Study Guide

Batter my heart (Holy Sonnet 14) Themes

  • Religion

    The subject of Donne's Holy Sonnet 14 is religion, even if it's masked by love, sex, and general mayhem. At the most basic level, this is a poem in which a man asks for forgiveness and salvation from God, but he expresses his frustration that God hasn't revealed himself forcefully enough. The speaker, though, is unclear on what the forgiveness and salvation will entail, and how to make sure that God's message gets through to him.

    Questions About Religion

    1. Do you think the speaker believes God to be capable of the things for which he asks?
    2. Is this a uniquely Protestant poem, or could it apply just as well to other branches of Christianity, or even other religions?
    3. Can you see different treatments of different members of the Holy Trinity anywhere in the poem?
    4. What does the speaker mean by "bend / Your force?"
    5. What's up with the rhyme scheme in the third quatrain (group of four lines)? How come "enemy" and "I" make such an unusual rhyme?

    Chew on This

    The speaker of Holy Sonnet 14 is more interested in worshipping himself and his own rhetoric than any sort of higher spiritual authority.

  • Love

    Complicating the speaker's desire for salvation is the fact that he loves God in more than just the regular spiritual way. He seems interested in marital and sexual forms of love, as well. The bottom line is that he's unsatisfied with the kind of love where one's relationship with God is one-sided worship. He wants to feel loved back, and he's not sure how God can manifest that love.

    Questions About Love

    1. How do the ideas of marriage and divorce work in Holy Sonnet 14? Does either involve love?
    2. Which does the speaker want more: salvation or affection?
    3. Why do you think the speaker isn't satisfied with a God who will only "knock, breathe, shine, and seek to mend?"

    Chew on This

    The speaker's love for God is an easier, more natural expression for him than his plea for abuse. His language flows much more calmly and easily in the lines of the sonnet where he expresses his love directly.

  • Sex

    Sex in this Holy Sonnet 14 is a metaphor our speaker uses for the way in which God might demonstrate his love for the speaker. The speaker really wants a close, reciprocal relationship with God, and one of the only ways he can imagine a relationship like this working is through an encounter of a sexual nature.

    Questions About Sex

    1. What does "chastity" mean in this poem?
    2. Given that Adam, Eve, and Jesus are all born without involving sex, why can't the speaker separate God from the idea of sex?
    3. Look closely at the meter and phonetics (sound qualities) of the moments when the speaker talks about sex. Anything interesting?
    4. Sex is generally considered something enjoyable for both people. Rape is more about violently satisfying one person's desire at the expense of another. Which does the speaker want?

    Chew on This

    While the identity of God breaks down from the first line, the speaker uses the whole sonnet to build consistently toward a sexual, rather than spiritual, resolution.

  • Violence

    Violence is a way in which the speaker of Holy Sonnet 14 imagines God manifesting his love. God's more gentle efforts to remind the speaker of his presence haven't done the trick, so the speaker demands more extreme gestures like breaking, blowing, and burning.
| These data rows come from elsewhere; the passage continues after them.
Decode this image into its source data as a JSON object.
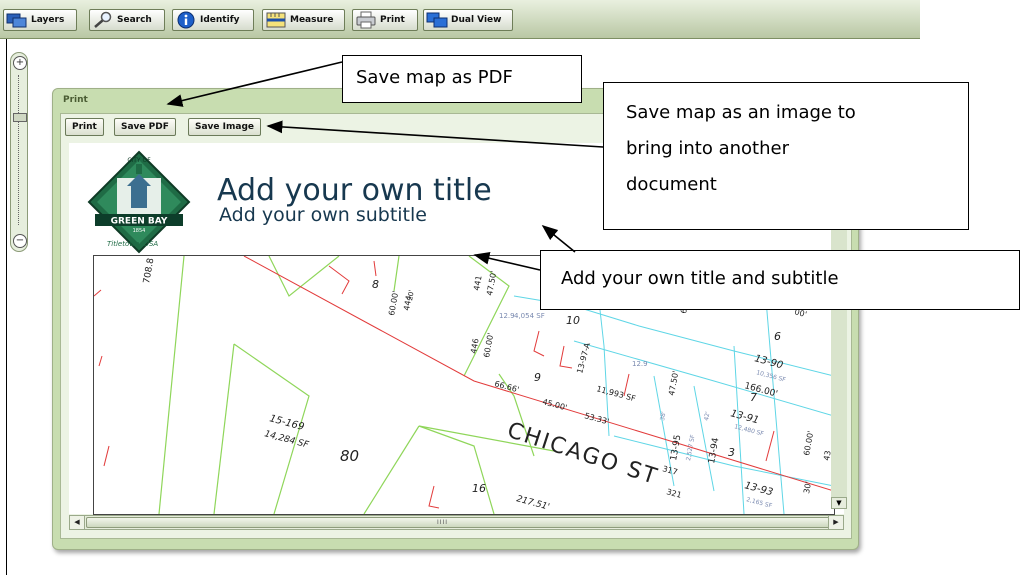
{
  "toolbar": {
    "buttons": [
      {
        "label": "Layers",
        "icon": "layers-icon"
      },
      {
        "label": "Search",
        "icon": "search-icon"
      },
      {
        "label": "Identify",
        "icon": "info-icon"
      },
      {
        "label": "Measure",
        "icon": "ruler-icon"
      },
      {
        "label": "Print",
        "icon": "printer-icon"
      },
      {
        "label": "Dual View",
        "icon": "dual-view-icon"
      }
    ]
  },
  "zoom": {
    "in_symbol": "+",
    "out_symbol": "−"
  },
  "print_panel": {
    "title": "Print",
    "buttons": {
      "print": "Print",
      "save_pdf": "Save PDF",
      "save_image": "Save Image"
    },
    "page": {
      "title": "Add your own title",
      "subtitle": "Add your own subtitle",
      "logo": {
        "top_text": "CITY OF",
        "band_text": "GREEN BAY",
        "year": "1854",
        "bottom_text": "Titletown, USA"
      }
    },
    "scroll_grip": "IIII"
  },
  "map": {
    "labels": {
      "l708": "708.8",
      "lot8": "8",
      "dim6000a": "60.00'",
      "n444": "444",
      "n441": "441",
      "dim4750a": "47.50'",
      "lot10": "10",
      "sf4054": "4,054 SF",
      "n12": "12.9",
      "n446": "446",
      "dim6000b": "60.00'",
      "dim6666": "66.66'",
      "lot9": "9",
      "parcel1397a": "13-97-A",
      "sf11993": "11,993 SF",
      "n129": "12.9",
      "dim4750b": "47.50'",
      "dim4500": "45.00'",
      "dim5333": "53.33'",
      "lot6": "6",
      "parcel1390": "13-90",
      "sf10356": "10,356 SF",
      "dim16600": "166.00'",
      "lot7": "7",
      "parcel1391": "13-91",
      "sf12480": "12,480 SF",
      "parcel15169": "15-169",
      "sf14284": "14,284 SF",
      "lot80": "80",
      "street": "CHICAGO ST",
      "n317": "317",
      "n321": "321",
      "lot16": "16",
      "dim21751": "217.51'",
      "parcel1395": "13-95",
      "sf2527": "2,527 SF",
      "parcel1394": "13-94",
      "lot3": "3",
      "parcel1393": "13-93",
      "sf2165": "2,165 SF",
      "dim6000c": "60.00'",
      "n30": "30'",
      "n20": "20'",
      "n38": "38'",
      "n42": "42'",
      "n60": "60'",
      "dim000": "00'",
      "n43": "43"
    }
  },
  "callouts": {
    "pdf": "Save map as PDF",
    "image_lines": [
      "Save map as an image to",
      "bring into another",
      "document"
    ],
    "title": "Add your own title and subtitle"
  },
  "colors": {
    "toolbar": "#b9c7a4",
    "panel": "#c8ddb0",
    "title_text": "#17384f",
    "map_green": "#8fd65a",
    "map_cyan": "#5fd6e6",
    "map_red": "#e23b3b",
    "logo_green": "#1f6b45"
  }
}
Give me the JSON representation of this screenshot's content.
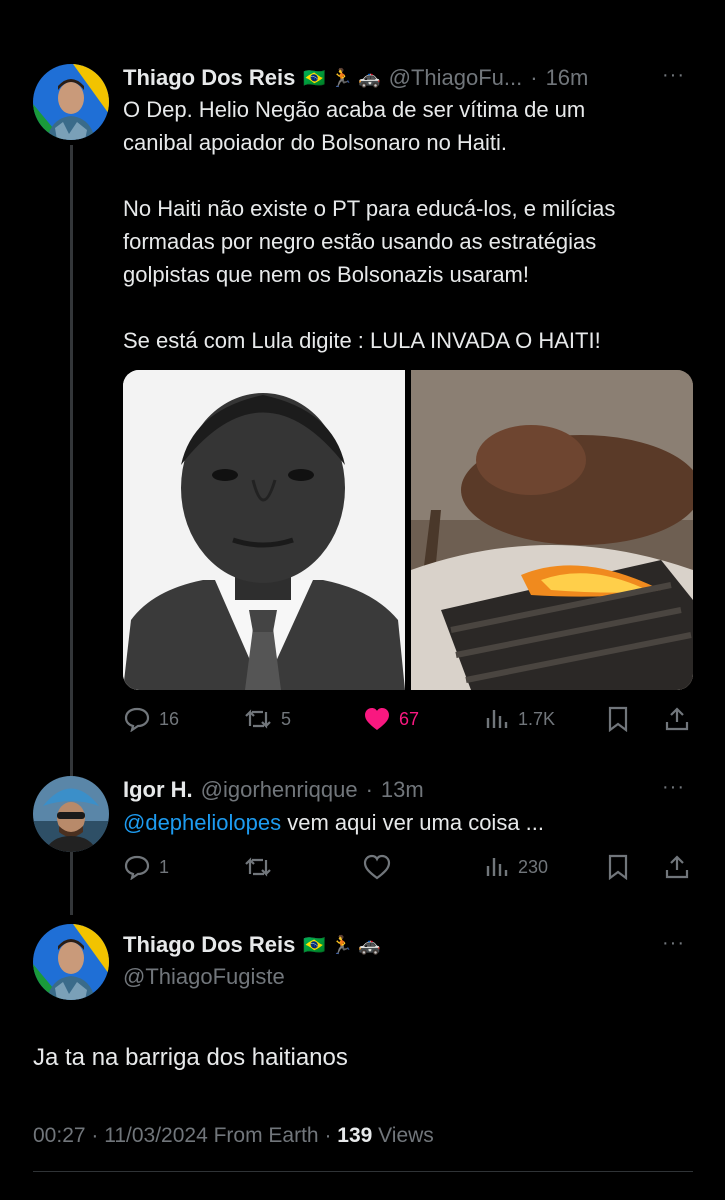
{
  "tweet1": {
    "name": "Thiago Dos Reis",
    "emojis": "🇧🇷 🏃 🚓",
    "handle": "@ThiagoFu...",
    "dot": "·",
    "time": "16m",
    "more": "···",
    "text_line1": "O Dep. Helio Negão acaba de ser vítima de um",
    "text_line2": "canibal apoiador do Bolsonaro no Haiti.",
    "text_line3": "No Haiti não existe o PT para educá-los, e milícias",
    "text_line4": "formadas por negro estão usando as estratégias",
    "text_line5": "golpistas que nem os Bolsonazis usaram!",
    "text_line6": "Se está com Lula digite : LULA INVADA O HAITI!",
    "replies": "16",
    "retweets": "5",
    "likes": "67",
    "views": "1.7K"
  },
  "tweet2": {
    "name": "Igor H.",
    "handle": "@igorhenriqque",
    "dot": "·",
    "time": "13m",
    "more": "···",
    "mention": "@depheliolopes",
    "text": " vem aqui ver uma coisa ...",
    "replies": "1",
    "views": "230"
  },
  "tweet3": {
    "name": "Thiago Dos Reis",
    "emojis": "🇧🇷 🏃 🚓",
    "handle": "@ThiagoFugiste",
    "more": "···",
    "text": "Ja ta na barriga dos haitianos",
    "timestamp": "00:27 · 11/03/2024 From Earth · ",
    "views_count": "139",
    "views_label": " Views"
  },
  "colors": {
    "background": "#000000",
    "text": "#e7e9ea",
    "secondary": "#71767b",
    "link": "#1d9bf0",
    "like": "#f91880"
  }
}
    Questions About Violence

    1. Does the speaker assign a value judgment to violence and warfare? Are they good or bad things?
    2. Why does the speaker want God to be so violent?
    3. Can sex and violence be separated in this poem?

    Chew on This

    The meter and phonetics of the concluding couplet suggest that sex is a gentler and more intimate act than the violent imagery around it would suggest.

  • Warfare

    Warfare makes up the major extended metaphor of Holy Sonnet 14, as the speaker presents himself as a captured fortress city. He calls upon God to storm the walls and retake the city. What's curious about this metaphor is that, if the speaker is the city and God is the attacker, God is going to have to do some major damage to the speaker in order to save him. Questions of what it means to be an attacker or a victim dovetail with the notions of rape and ravishment in the poem.

    Questions About Warfare

    1. Does the speaker assign a value judgment to violence and warfare? Are they good or bad things?
    2. Who's in charge of this fortified town? What can that tell us about the poem as a whole?
    3. Why does imprisonment seem like such a bad thing in the beginning of the poem, but such a desirable thing at the end?

    Chew on This

    Holy Sonnet 14 can be seen as a reworking of the story of Sodom and Gomorrah, as the speaker begs forgiveness to ward off the destruction of the two cities.